KARIN REUCHER

KARIN ELISABETE REUCHER

O texto a seguir foi publicado originalmente no livro "Sultaque - Identidade Cultural - Sotaque Curitibano"

Todos os direitos reservados. Autorizada a cópia de parte ou totalidade da obra desde que citada a fonte.

Zilá Maria Walenga Santos

KARIN ELISABETE REUCHER

Etnia: descendente de alemães

Karin, 59 anos, é descendente de 1ª geração de imigrantes alemães. Seu pai veio ainda criança com seus avós fugidos da Alemanha, em meio à 2ª Guerra Mundial. Seus avós e seu pai nasceram em Paderborn, cidade localizada perto de Düsseldorf, e a avó paterna era francesa. Chegando ao Brasil, a família foi para Porto União (SC), onde ela nasceu.
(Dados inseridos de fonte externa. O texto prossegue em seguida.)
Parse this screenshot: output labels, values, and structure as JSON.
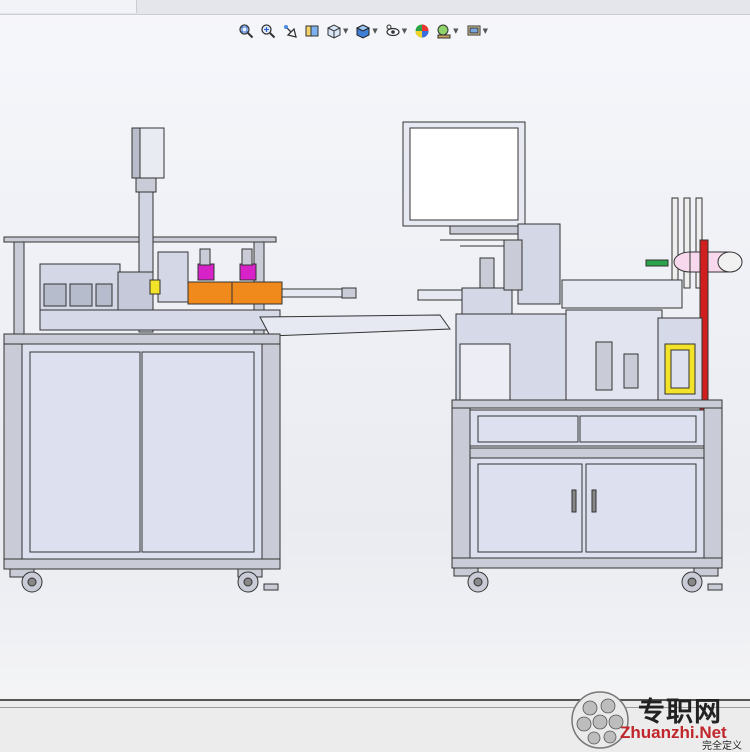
{
  "toolbar": {
    "buttons": [
      {
        "name": "zoom-to-fit-icon"
      },
      {
        "name": "zoom-to-area-icon"
      },
      {
        "name": "previous-view-icon"
      },
      {
        "name": "section-view-icon"
      },
      {
        "name": "view-orientation-icon",
        "dropdown": true
      },
      {
        "name": "display-style-icon",
        "dropdown": true
      },
      {
        "name": "hide-show-items-icon",
        "dropdown": true
      },
      {
        "name": "edit-appearance-icon"
      },
      {
        "name": "apply-scene-icon",
        "dropdown": true
      },
      {
        "name": "view-settings-icon",
        "dropdown": true
      }
    ]
  },
  "colors": {
    "frame": "#c9ccd6",
    "panel": "#dde0ef",
    "outline": "#333333",
    "accent_orange": "#f08a1c",
    "accent_magenta": "#d622c6",
    "accent_yellow": "#f3e22a",
    "accent_red": "#d11f1f",
    "accent_green": "#2aa34a"
  },
  "watermark": {
    "site_name": "专职网",
    "url": "Zhuanzhi.Net"
  },
  "status": {
    "text": "完全定义"
  }
}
Karin, que tem mãe brasileira, tinha 4 anos quando veio para Curitiba. Seu pai era torneiro mecânico e havia chegado na capital paranaense um ano antes, para conseguir arrumar trabalho – à princípio com dificuldade, pois não sabia falar o português e por isso não conseguia um bom trabalho no seu ofício. Só mais tarde, quando se empenhou e aprendeu o idioma e fez alguns cursos, conseguiu melhores trabalhos. A família está há 55 anos em Curitiba, residindo na mesma casa desde então.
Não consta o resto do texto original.